Селим швырнул салфетку на стол:
– Я уже сыт. Поеду куда-нибудь.
В тот день, склонившись над кастрюлей, Матильда размышляла: «Сколько раз я смотрела, как кипит вода? Сколько времени потратила, закупая провизию для них?» Она подняла глаза и посмотрела на холодильник как на злейшего врага. В это белое холодное чудовище приходилось постоянно закидывать продукты, словно в бочку из греческого мифа [31]. Каждый раз начинать все заново, совершать одни и те же действия, чтобы потом опять ничего не осталось. Ей было стыдно, нестерпимо стыдно. Она подумала об ушедших годах, о жизни с мужем и детьми, о тоннах поглощенной ими еды. Она представила себе помещение, до потолка заваленное жареным мясом, хлебом, вареными овощами.
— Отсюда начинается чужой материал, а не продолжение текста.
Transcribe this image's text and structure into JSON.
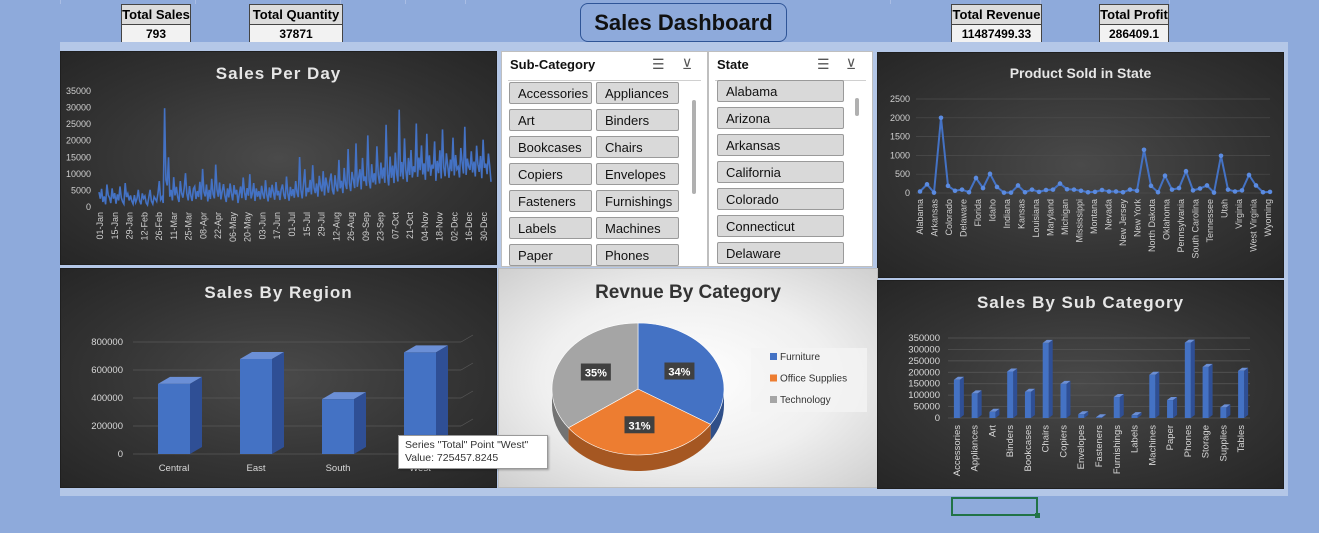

Почувствовала, что ее тошнит и от всего этого, и от себя самой. Подумать только, она ведь верила в дурацкие сказки о замарашке, превратившейся в принцессу. Бедная Золушка, она всю юность занималась домашним хозяйством, и ей не давали учиться, а потом, выйдя замуж за принца, она, должно быть, до самой смерти перебирала в памяти несбывшиеся мечты.